L’enquête ne s’arrête pas à ces 2 millions. L’intermédiaire affirme qu’une commission totale de **15 millions d’euros** lui avait été promise par des dirigeants d’Airbus. Il dit avoir tenté, sans succès, de récupérer les 13 millions restants en 2009. Mais qui lui aurait fait cette promesse ? Il désigne des cadres haut placés, évoquant des relations amicales et des rencontres conviviales. Pourtant, ces mêmes cadres rejettent ses accusations en bloc.
- Un virement de 2M€ effectué via une société thaïlandaise, agent d’Airbus.
- Une promesse orale de 15M€ jamais concrétisée, selon l’intermédiaire.
- Des cadres qui nient toute entente ou amitié avec cet homme.
Face à ces contradictions, le tribunal tente de comprendre : s’agit-il d’un malentendu, d’une invention, ou d’un système bien huilé de corruption ? Les juges scrutent chaque détail, chaque virement, chaque témoignage.
Airbus et les Soupçons de Corruption
L’avionneur n’est pas un novice en matière de controverses. En 2022, il a signé une convention judiciaire et versé **3,6 milliards d’euros** pour éviter des poursuites liées à des pratiques douteuses, dont certaines concernaient cette vente en Libye. Une amende de 15,9 millions d’euros a même été spécifiquement liée à ce dossier. Ces chiffres donnent du poids aux soupçons : y avait-il un système organisé pour graisser la patte de décideurs étrangers ?
D’après une source proche du dossier, l’intermédiaire aurait été sollicité pour influencer un haut responsable libyen, président d’un fonds souverain qui finançait l’achat des avions. Mais là encore, les versions divergent. Certains affirment qu’il n’a jamais été impliqué, tandis qu’il soutient avoir personnellement accompagné ce responsable au siège d’Airbus.
Un Jeu de Confiance et de Démentis
Ce qui rend cette affaire fascinante, c’est le contraste entre les récits. L’intermédiaire parle d’un réseau amical, d’une confiance mutuelle avec des dirigeants. Ces derniers, eux, se défendent en affirmant n’avoir jamais eu de lien avec lui. Un ancien cadre interrogé comme témoin va plus loin : dès 2004, lors d’une visite officielle en Libye, il avait été convenu qu’aucun consultant ne serait impliqué dans la vente des avions.
Nous étions méfiants face à ses tentatives d’influence.
– Un ancien dirigeant d’Airbus
Pourtant, une société thaïlandaise, habituée à travailler avec Airbus, a bien effectué ce virement de 2 millions. Son dirigeant assure avoir agi sur ordre d’un cadre d’Airbus. Alors, qui ment ? Et pourquoi ce paiement, s’il n’y avait aucun service rendu ?
Les Répercussions Politiques
Cette affaire ne se limite pas au monde des affaires. Elle frôle aussi la sphère politique. En 2009, un haut fonctionnaire français est soupçonné d’avoir tenté d’aider l’intermédiaire à récupérer sa commission. Bien qu’il nie toute intervention, cette connexion soulève des questions sur l’influence de certains cercles proches du pouvoir à l’époque. Ce volet, distinct des soupçons de financement électoral en 2007, montre à quel point les ramifications de ce scandale sont profondes.
Événement | Date | Montant |
Vente des avions | Automne 2006 | 800M€ |
Virement suspect | Novembre 2006 | 2M€ |
Amende Airbus | 2022 | 3,6Mds€ |
Ce tableau résume les étapes clés. Mais derrière ces chiffres, c’est une bataille de récits qui se joue, entre ceux qui crient au complot et ceux qui défendent leur innocence.

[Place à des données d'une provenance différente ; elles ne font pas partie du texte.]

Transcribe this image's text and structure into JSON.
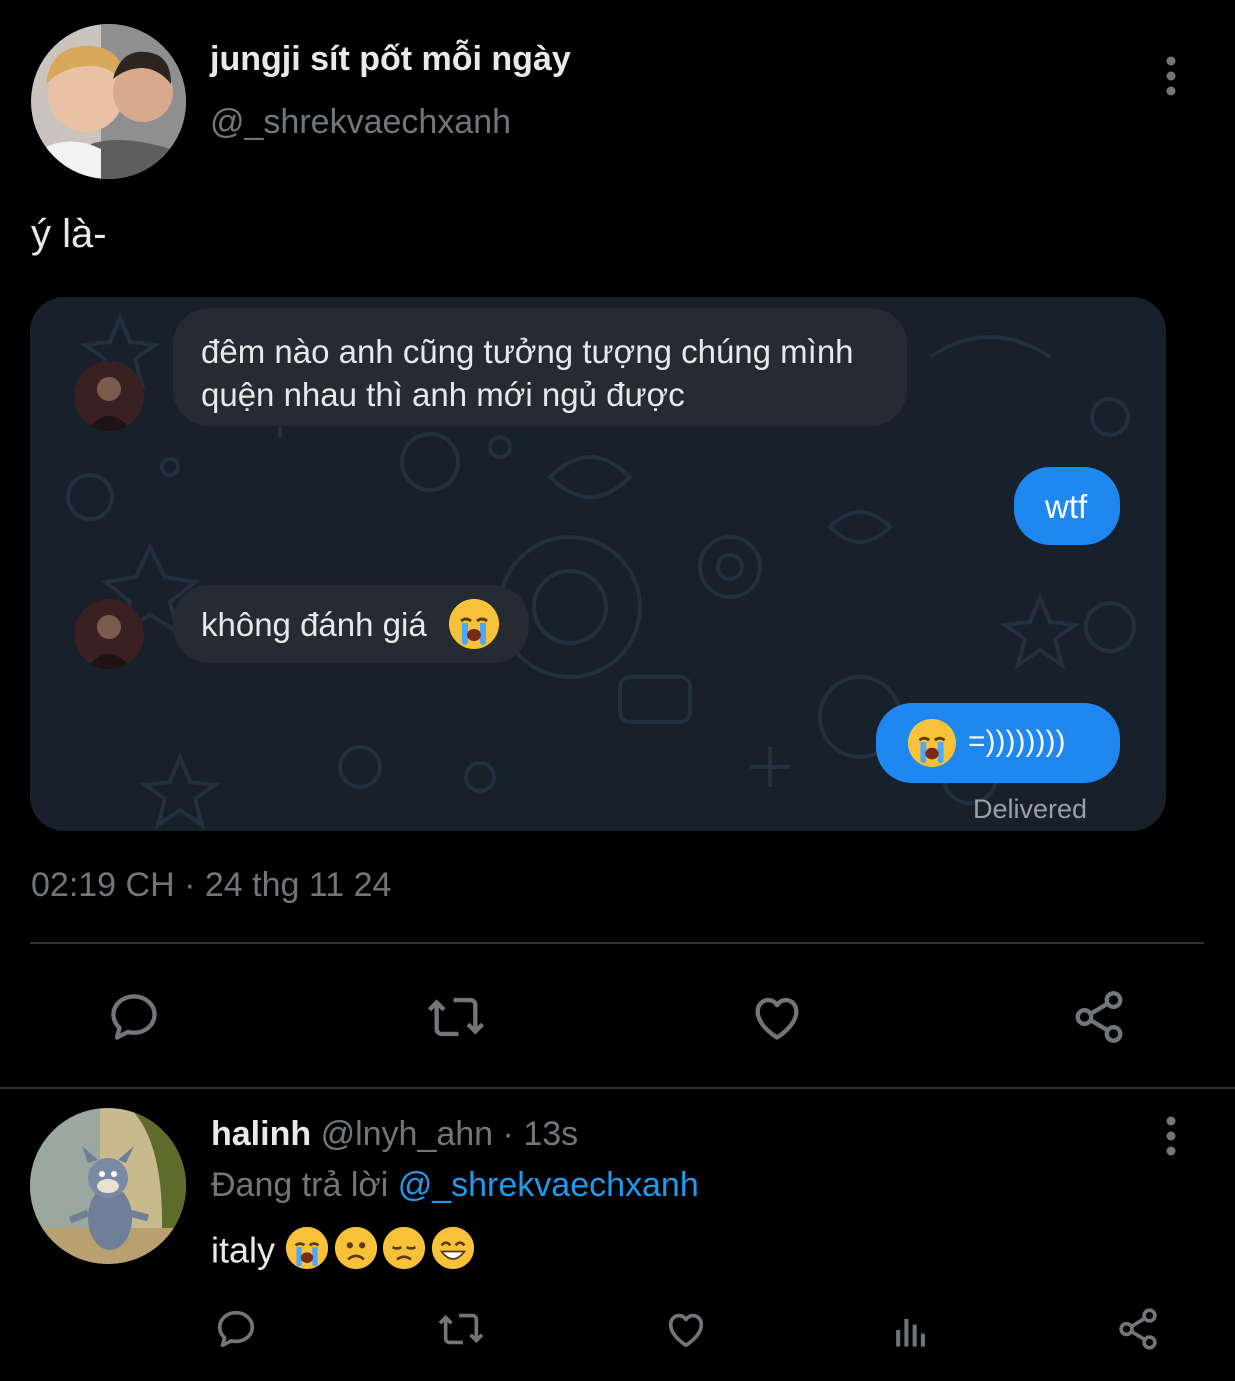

Que Retenir de Ce Procès ?
Ce procès n’est pas qu’une affaire d’argent. Il interroge les pratiques des grandes entreprises, les relations entre business et politique, et la transparence dans les contrats internationaux. Pour l’instant, aucune vérité définitive n’a émergé. Les juges continuent d’écouter, de confronter, d’analyser. Mais une chose est sûre : cette histoire ne laissera personne indifférent.
Un scandale qui mêle argent, pouvoir et secrets d’État : jusqu’où ira cette enquête ?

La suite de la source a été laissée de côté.